Nothing in Lear—not its first hour of quirky non-sequitur dialogue among the five children of Lear and Gloucester who are the characters in Lee's play, not its fourth-wall-breaking monologues, not its tongue-in-cheek-y paean to Sesame Street, and certainly not this final speech I've been talking about—felt remotely sincere to me. Here's a random speech from the first section of Lear, so you can see what I mean. (I have literally opened my script to a random page.)
CORDELIA: I am Cordelia and I am good and there are fine candy-spun things sweetening my dreams. I will cry into your ear and give you something to be sorry about. I will show how many pastries it takes to suffocate a baby calf. And your diaphragm will be safe from me, I will not remove it in soft handfuls, I will not extract your tongue with my teeth.
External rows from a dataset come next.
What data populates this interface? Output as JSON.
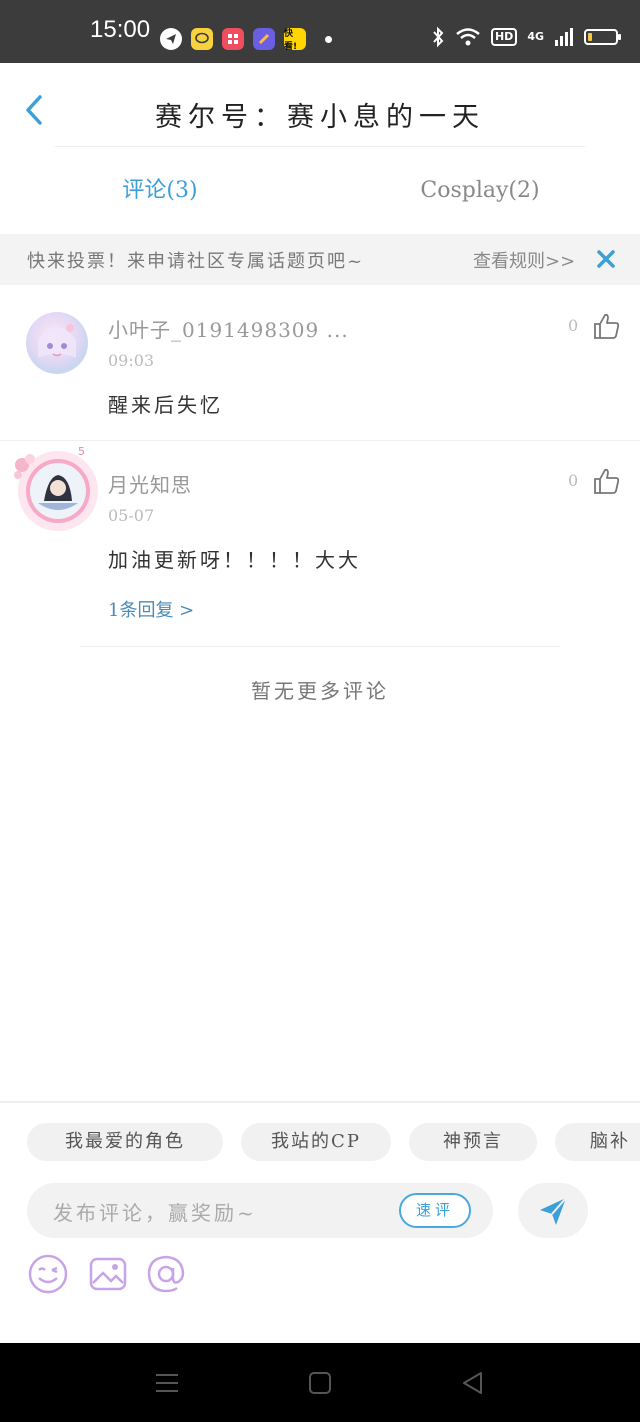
{
  "status_bar": {
    "time": "15:00",
    "app_icons": [
      {
        "name": "messenger-app-icon",
        "color": "#ffffff",
        "label": ""
      },
      {
        "name": "chat-app-icon",
        "color": "#f7d23c",
        "label": ""
      },
      {
        "name": "media-app-icon",
        "color": "#ef4e5e",
        "label": ""
      },
      {
        "name": "notes-app-icon",
        "color": "#6a5fe3",
        "label": ""
      },
      {
        "name": "kuaikan-app-icon",
        "color": "#ffd600",
        "label": "快看!"
      }
    ],
    "hd_label": "HD",
    "network_label": "4G",
    "battery_level": 0.15
  },
  "header": {
    "title": "赛尔号：赛小息的一天"
  },
  "tabs": [
    {
      "label": "评论(3)",
      "active": true
    },
    {
      "label": "Cosplay(2)",
      "active": false
    }
  ],
  "notice": {
    "text": "快来投票！来申请社区专属话题页吧~",
    "rules_link": "查看规则>>"
  },
  "comments": [
    {
      "user": "小叶子_0191498309 ...",
      "time": "09:03",
      "text": "醒来后失忆",
      "likes": "0",
      "reply_link": ""
    },
    {
      "user": "月光知思",
      "time": "05-07",
      "text": "加油更新呀！！！！大大",
      "likes": "0",
      "reply_link": "1条回复 >"
    }
  ],
  "footer_note": "暂无更多评论",
  "composer": {
    "chips": [
      "我最爱的角色",
      "我站的CP",
      "神预言",
      "脑补"
    ],
    "placeholder": "发布评论，赢奖励~",
    "quick_comment_label": "速评"
  },
  "colors": {
    "accent": "#3d9fd8",
    "tool_icon": "#c9a3e8"
  }
}
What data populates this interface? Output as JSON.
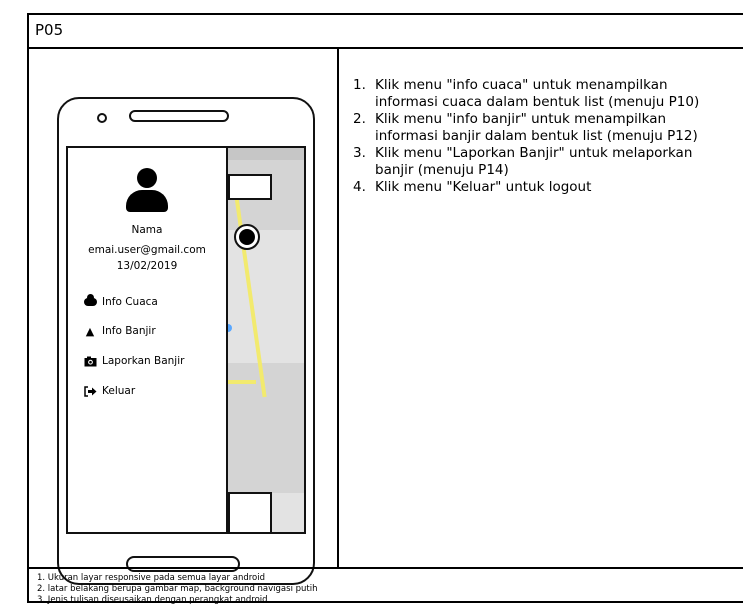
{
  "header": {
    "title": "P05"
  },
  "drawer": {
    "profile": {
      "name": "Nama",
      "email": "emai.user@gmail.com",
      "date": "13/02/2019"
    },
    "menu": [
      {
        "label": "Info Cuaca",
        "icon": "cloud-icon"
      },
      {
        "label": "Info Banjir",
        "icon": "warning-icon"
      },
      {
        "label": "Laporkan Banjir",
        "icon": "camera-icon"
      },
      {
        "label": "Keluar",
        "icon": "logout-icon"
      }
    ]
  },
  "instructions": [
    {
      "num": "1.",
      "text": "Klik menu \"info cuaca\" untuk menampilkan informasi cuaca dalam bentuk list (menuju P10)"
    },
    {
      "num": "2.",
      "text": "Klik menu \"info banjir\" untuk menampilkan informasi banjir dalam bentuk list (menuju P12)"
    },
    {
      "num": "3.",
      "text": "Klik menu \"Laporkan Banjir\" untuk melaporkan banjir (menuju P14)"
    },
    {
      "num": "4.",
      "text": "Klik menu \"Keluar\" untuk logout"
    }
  ],
  "notes": [
    "1. Ukuran layar responsive pada semua layar android",
    "2. latar belakang berupa gambar map, background navigasi putih",
    "3. Jenis tulisan diseusaikan dengan perangkat android"
  ],
  "colors": {
    "map_road": "#f2ea6e",
    "map_marker": "#59a7ff",
    "map_bg": "#e3e3e3"
  }
}
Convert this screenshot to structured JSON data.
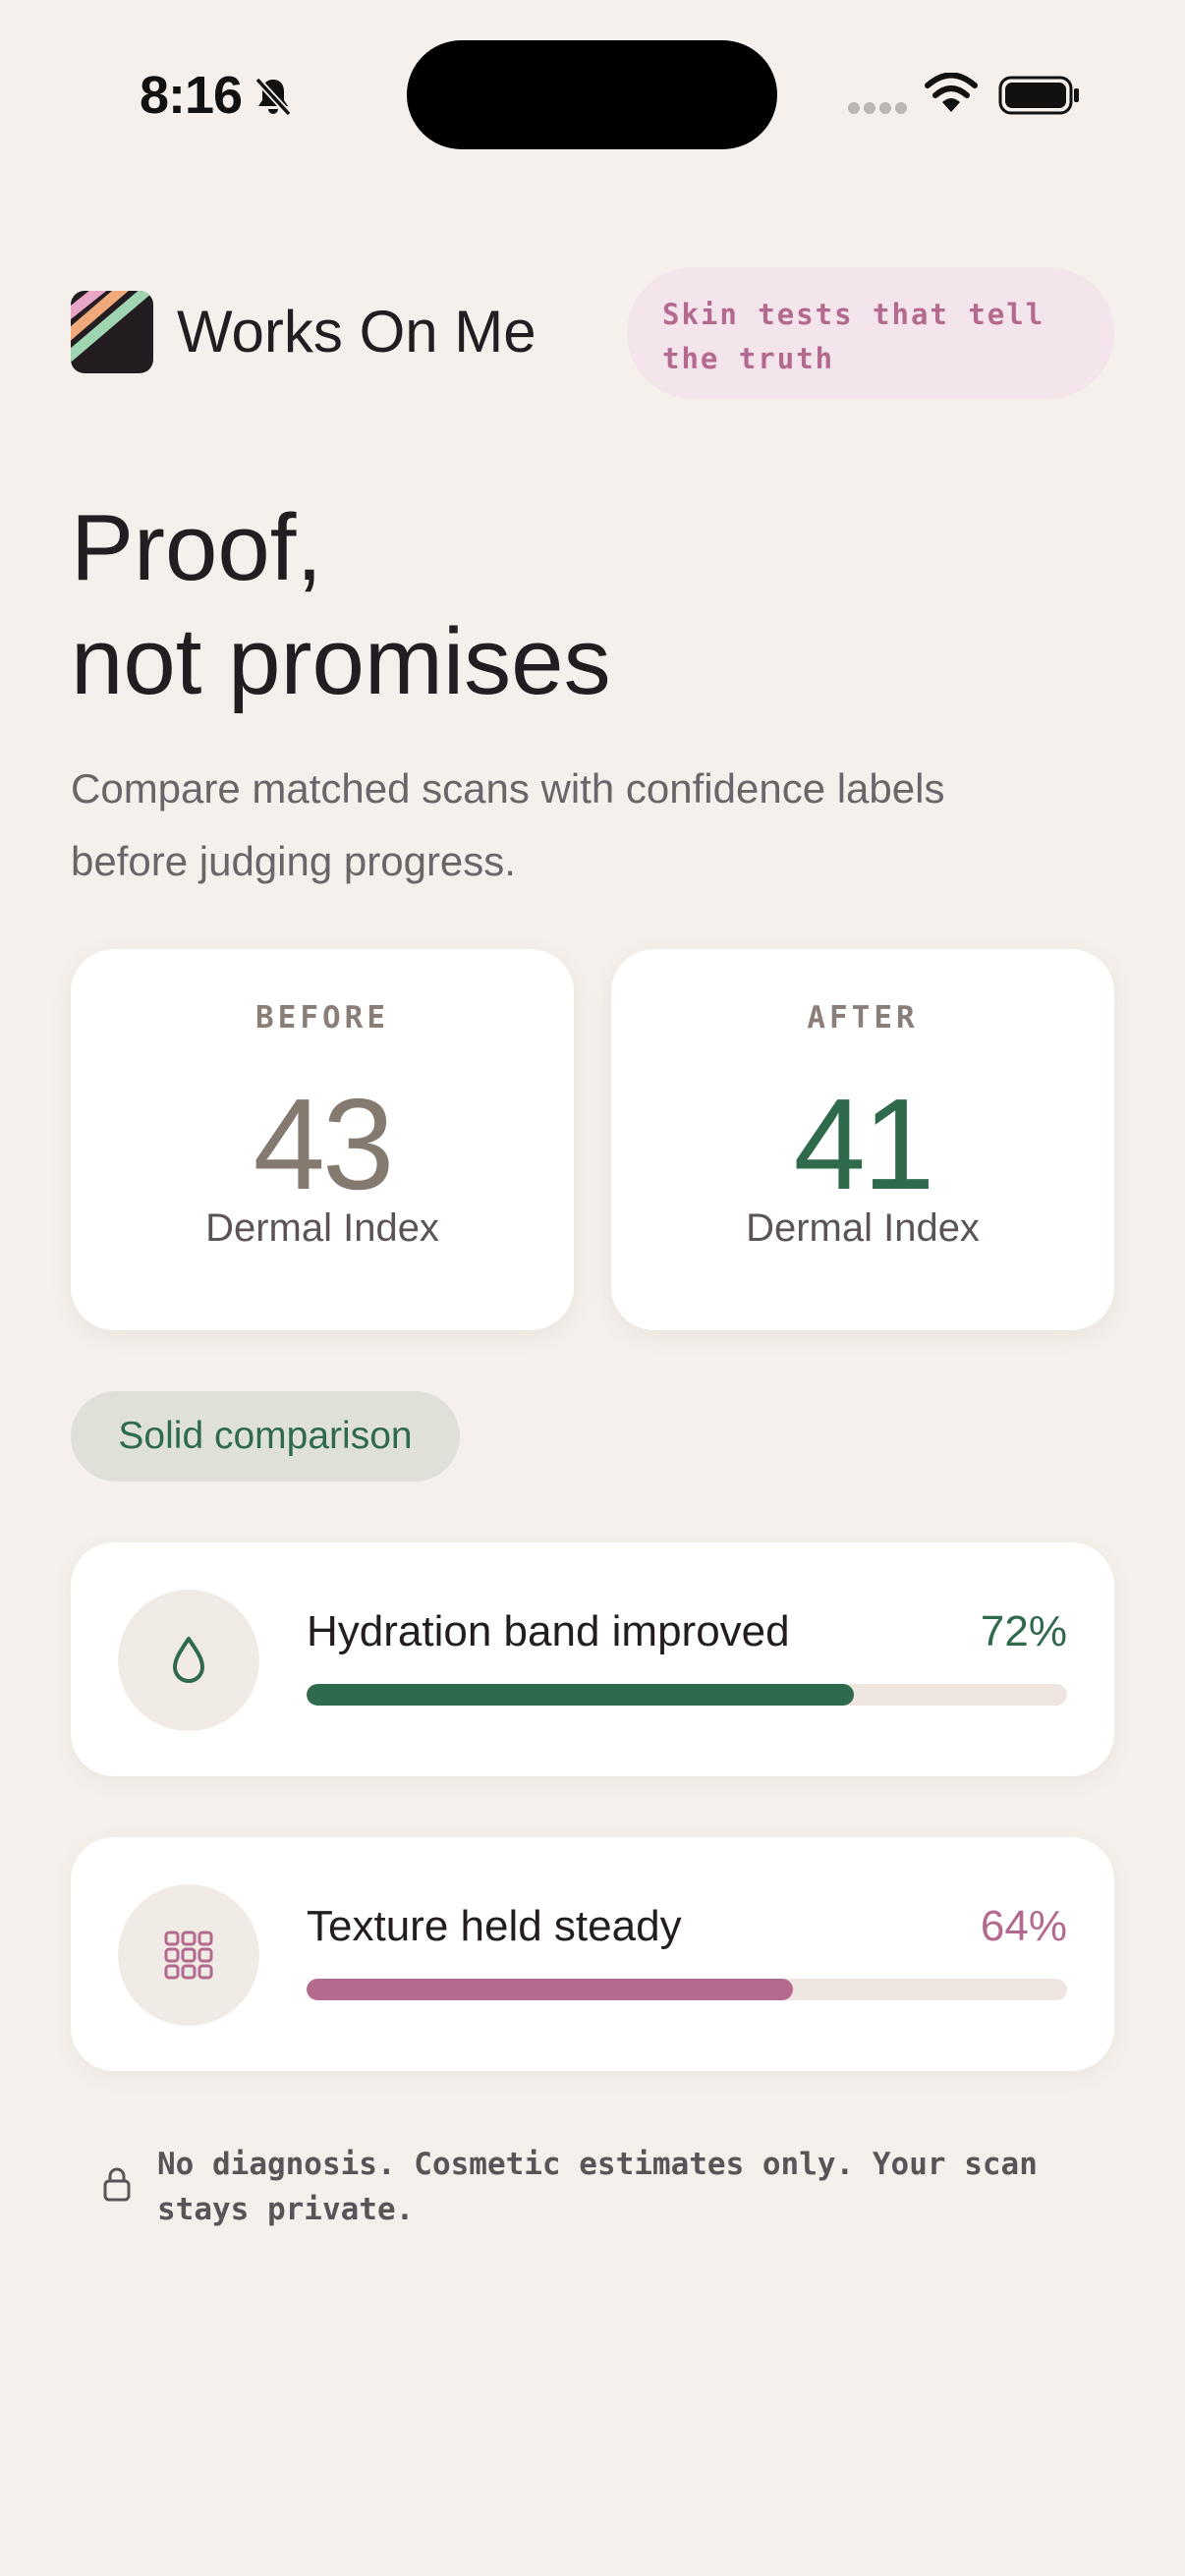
{
  "status_bar": {
    "time": "8:16"
  },
  "header": {
    "brand": "Works On Me",
    "tagline": "Skin tests that tell the truth"
  },
  "hero": {
    "title_line1": "Proof,",
    "title_line2": "not promises",
    "subtitle": "Compare matched scans with confidence labels before judging progress."
  },
  "scores": {
    "before": {
      "label": "BEFORE",
      "value": "43",
      "unit": "Dermal Index"
    },
    "after": {
      "label": "AFTER",
      "value": "41",
      "unit": "Dermal Index"
    }
  },
  "confidence_pill": "Solid comparison",
  "metrics": [
    {
      "icon": "droplet-icon",
      "label": "Hydration band improved",
      "value_text": "72%",
      "value": 72,
      "color": "#2f6a4d"
    },
    {
      "icon": "grid-icon",
      "label": "Texture held steady",
      "value_text": "64%",
      "value": 64,
      "color": "#b36a8e"
    }
  ],
  "footer": {
    "icon": "lock-icon",
    "note": "No diagnosis. Cosmetic estimates only. Your scan stays private."
  },
  "colors": {
    "background": "#f5f0eb",
    "green_accent": "#2f6a4d",
    "pink_accent": "#b36a8e",
    "tagline_bg": "#f4e4ec",
    "pill_bg": "#dfe1d9"
  }
}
Re-reading it, I still don't know what this is supposed to mean.
Lee tells us at the very beginning of her play that she has written "an inaccurate distortion of Shakespeare's King Lear." I can understand how her play's apparent theme—an exploration of what it means to a child to abuse or abandon his/her father—ties into King Lear; it's as if Lee thought to herself, who are the rottenest daughters in drama, and then found them in Goneril and Regan. What I don't understand is why she wants to inaccurately distort the original play, or how the thing she's created actually accomplishes that odd objective.
Shakespeare emerges unscathed from the proceedings: the only moment in Lear that touched me in any way was when the actress playing Goneril performed a long excerpt from King Lear, because it was the only time in the play that theatrical language was used to convey emotions with honesty and passion:
Howl, howl, howl, howl! O, you are men of stones:
Had I your tongues and eyes, I’d use them so
That heaven’s vault should crack. She’s gone forever!
I know when one is dead, and when one lives;
She’s dead as earth....
I should mention that Lee's cast of five actors—four of whom I have seen multiple times in the theatre and know to be talented professionals—deliver what their director seems to want, to little effect as far I was concerned. And it appears that a good deal of money, by off-off-Broadway standards at least, has been spent on a sumptuous set designed by David Evans Morris and lush period costumes created by Roxana Ramseur. (Though the period is Elizabethan rather than the actual period when King Lear takes place.)
I will close by saying that every time Lee used the word "cunt" in her play—I lost count, but I think there are about a dozen occurrences—I wondered what, beyond childishly trying to shock me by making a character from Shakespeare say a naughty word, she thought she was doing.